С распределением у нас возня не потому, что нет Раневской, а потому, что хотим получше устроиться, во-первых, а во-вторых, примешались разные закулисные соображения. Только ты напрасно думаешь, что я буду пьесу приносить в жертву закулисным соображениям.
Мое распределение не совсем соответствует твоему, — вот в чем и почему[814].
Алексеев Лопахина боится играть и, кроме того, Гаев не менее важен, чем Лопахин. Леонидов и Алексеев — лучшая комбинация, чем Алексеев и Лужский или Алексеев и Вишневский.
Аня — Андреева, по-моему, совсем ни к чему. Аня — Лилина — лучше, но жаль, потому что талант Лилиной нужнее в Варе или Шарлотте. Поэтому я распределяю: Аню, Варю и Шарлотту — ученица, Андреева и Лилина. Лисенко и Косминская — молодые, хорошенькие, достаточно опытные (третий год учатся и играют на выходе), а это для Ани совершенно достаточно. А Шарлотта — Муратова скучновато[815].
Но я не протестую и против твоего распределения. Вообще нахожу, что одна роль немного лучше, другая — немного хуже, — все это не изменит успеха и интереса. Выиграет Аня у Лилиной, проиграет Шарлотта у Муратовой, выиграет Шарлотта у Лилиной, проиграет Аня у ученицы — вот и все. Надо еще помнить, что Лилина актриса ненадежная и должна иметь дублерку.
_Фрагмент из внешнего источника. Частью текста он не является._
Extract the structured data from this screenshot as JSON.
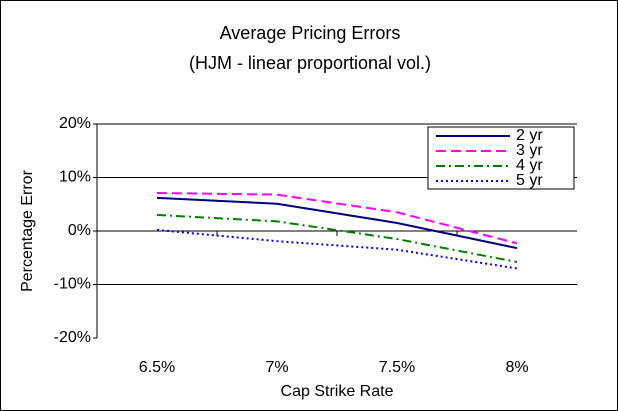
{
  "chart_data": {
    "type": "line",
    "title": "Average Pricing Errors",
    "subtitle": "(HJM - linear proportional vol.)",
    "x_label": "Cap Strike Rate",
    "y_label": "Percentage Error",
    "categories": [
      "6.5%",
      "7%",
      "7.5%",
      "8%"
    ],
    "series": [
      {
        "name": "2 yr",
        "color": "#000080",
        "dash": "solid",
        "values": [
          6.2,
          5.1,
          1.5,
          -3.2
        ]
      },
      {
        "name": "3 yr",
        "color": "#ff00ff",
        "dash": "dashed",
        "values": [
          7.1,
          6.8,
          3.5,
          -2.3
        ]
      },
      {
        "name": "4 yr",
        "color": "#008000",
        "dash": "dashdot",
        "values": [
          3.0,
          1.8,
          -1.5,
          -5.8
        ]
      },
      {
        "name": "5 yr",
        "color": "#0000ff",
        "dash": "dotted",
        "values": [
          0.2,
          -1.9,
          -3.5,
          -7.0
        ]
      }
    ],
    "ylim": [
      -20,
      20
    ],
    "yticks": [
      {
        "value": -20,
        "label": "-20%"
      },
      {
        "value": -10,
        "label": "-10%"
      },
      {
        "value": 0,
        "label": "0%"
      },
      {
        "value": 10,
        "label": "10%"
      },
      {
        "value": 20,
        "label": "20%"
      }
    ],
    "grid": true,
    "legend": "upper right"
  }
}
Сегодня наконец сдаем «Одиноких» и завтра приступим к «Вишневому саду».
Снега нет, погода пока вредная для тебя, сухой холодный ветер, то гололедица, то оттепель. В Москве инфлюэнца и тиф. Потерпи еще. Наладится погода, пойдем с тобой в Эрмитаж и будем есть стерлядь и пить вино.
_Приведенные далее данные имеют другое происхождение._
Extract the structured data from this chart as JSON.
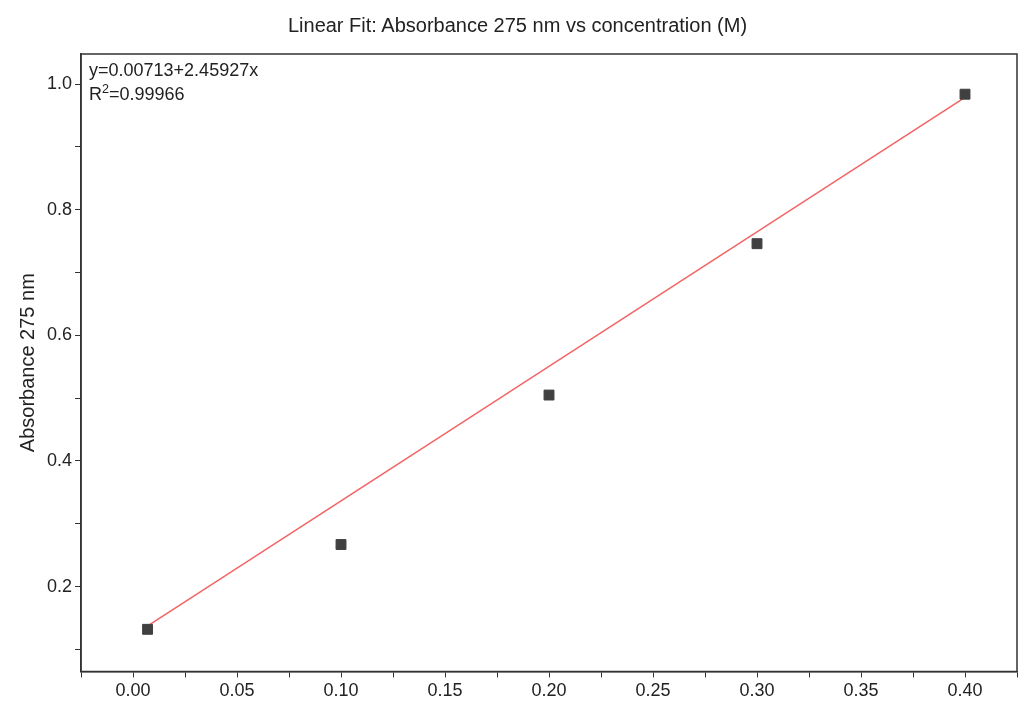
{
  "chart_data": {
    "type": "scatter",
    "title": "Linear Fit: Absorbance 275 nm vs concentration (M)",
    "ylabel": "Absorbance 275 nm",
    "annotations": [
      "y=0.00713+2.45927x",
      "R$^{2}$=0.99966"
    ],
    "series": [
      {
        "type": "scatter",
        "color": "#404040",
        "marker": "square",
        "x": [
          0.007,
          0.1,
          0.2,
          0.3,
          0.4
        ],
        "values": [
          0.132,
          0.267,
          0.505,
          0.746,
          0.984
        ]
      },
      {
        "type": "line",
        "color": "#f26464",
        "marker": "none",
        "x": [
          0.005,
          0.4
        ],
        "values": [
          0.133,
          0.979
        ]
      }
    ],
    "xlim": [
      -0.025,
      0.425
    ],
    "xticks": [
      {
        "value": -0.025,
        "label": null
      },
      {
        "value": 0,
        "label": "0.00"
      },
      {
        "value": 0.025,
        "label": null
      },
      0.05,
      {
        "value": 0.075,
        "label": null
      },
      {
        "value": 0.1,
        "label": "0.10"
      },
      {
        "value": 0.125,
        "label": null
      },
      0.15,
      {
        "value": 0.175,
        "label": null
      },
      {
        "value": 0.2,
        "label": "0.20"
      },
      {
        "value": 0.225,
        "label": null
      },
      0.25,
      {
        "value": 0.275,
        "label": null
      },
      {
        "value": 0.3,
        "label": "0.30"
      },
      {
        "value": 0.325,
        "label": null
      },
      0.35,
      {
        "value": 0.375,
        "label": null
      },
      {
        "value": 0.4,
        "label": "0.40"
      },
      {
        "value": 0.425,
        "label": null
      }
    ],
    "ylim": [
      0.065,
      1.048
    ],
    "yticks": [
      {
        "value": 0.1,
        "label": null
      },
      0.2,
      {
        "value": 0.3,
        "label": null
      },
      0.4,
      {
        "value": 0.5,
        "label": null
      },
      0.6,
      {
        "value": 0.7,
        "label": null
      },
      0.8,
      {
        "value": 0.9,
        "label": null
      },
      {
        "value": 1,
        "label": "1.0"
      }
    ],
    "grid": false,
    "legend": false
  }
}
Константину Сергеевичу как режиссеру надо дать в «Вишневом саде» больше воли. Во-первых, он уже больше года ничего не ставил, и, стало быть, у него накопилось много {352} и энергии режиссерской и фантазии, во-вторых, он великолепно тебя понимает, в-третьих, далеко ушел от своих причуд. Но, разумеется, я буду держать ухо востро.
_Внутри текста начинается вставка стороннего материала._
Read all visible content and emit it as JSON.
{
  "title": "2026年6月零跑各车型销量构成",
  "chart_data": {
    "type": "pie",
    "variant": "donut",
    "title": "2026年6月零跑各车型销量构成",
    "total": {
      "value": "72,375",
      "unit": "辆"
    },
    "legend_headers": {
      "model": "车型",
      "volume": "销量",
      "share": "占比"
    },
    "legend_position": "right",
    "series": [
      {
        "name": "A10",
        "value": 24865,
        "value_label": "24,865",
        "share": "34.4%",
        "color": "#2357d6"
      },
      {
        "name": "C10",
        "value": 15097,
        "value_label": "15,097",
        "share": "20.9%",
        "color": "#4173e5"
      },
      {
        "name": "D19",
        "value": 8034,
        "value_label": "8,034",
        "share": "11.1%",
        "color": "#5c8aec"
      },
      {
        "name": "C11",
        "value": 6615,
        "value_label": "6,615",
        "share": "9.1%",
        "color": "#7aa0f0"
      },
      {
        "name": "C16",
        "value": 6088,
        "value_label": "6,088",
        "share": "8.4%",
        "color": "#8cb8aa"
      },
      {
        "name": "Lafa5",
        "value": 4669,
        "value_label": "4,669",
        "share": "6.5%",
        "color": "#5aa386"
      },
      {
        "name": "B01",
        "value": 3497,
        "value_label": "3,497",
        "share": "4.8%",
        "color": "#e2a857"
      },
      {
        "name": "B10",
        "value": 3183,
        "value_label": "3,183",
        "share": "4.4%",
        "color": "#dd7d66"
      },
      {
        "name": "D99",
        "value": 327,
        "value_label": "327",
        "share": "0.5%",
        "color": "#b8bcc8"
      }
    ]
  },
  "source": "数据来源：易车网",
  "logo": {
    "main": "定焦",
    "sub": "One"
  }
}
«Морозовщина» за кулисами портит нервы, но надо терпеть. Во всяком театре кто-нибудь должен портить нервы. В казенных — чиновники, министр, здесь — Морозов. Последнего легче обезвредить. Самолюбие иногда больно страдает, но я больше люблю себя, когда сдавливаю свое самолюбие, чем когда даю ему волю и скандалю. К счастью, удовлетворение не заставляет ждать себя. Успех есть — работать приятно, — чего ж еще!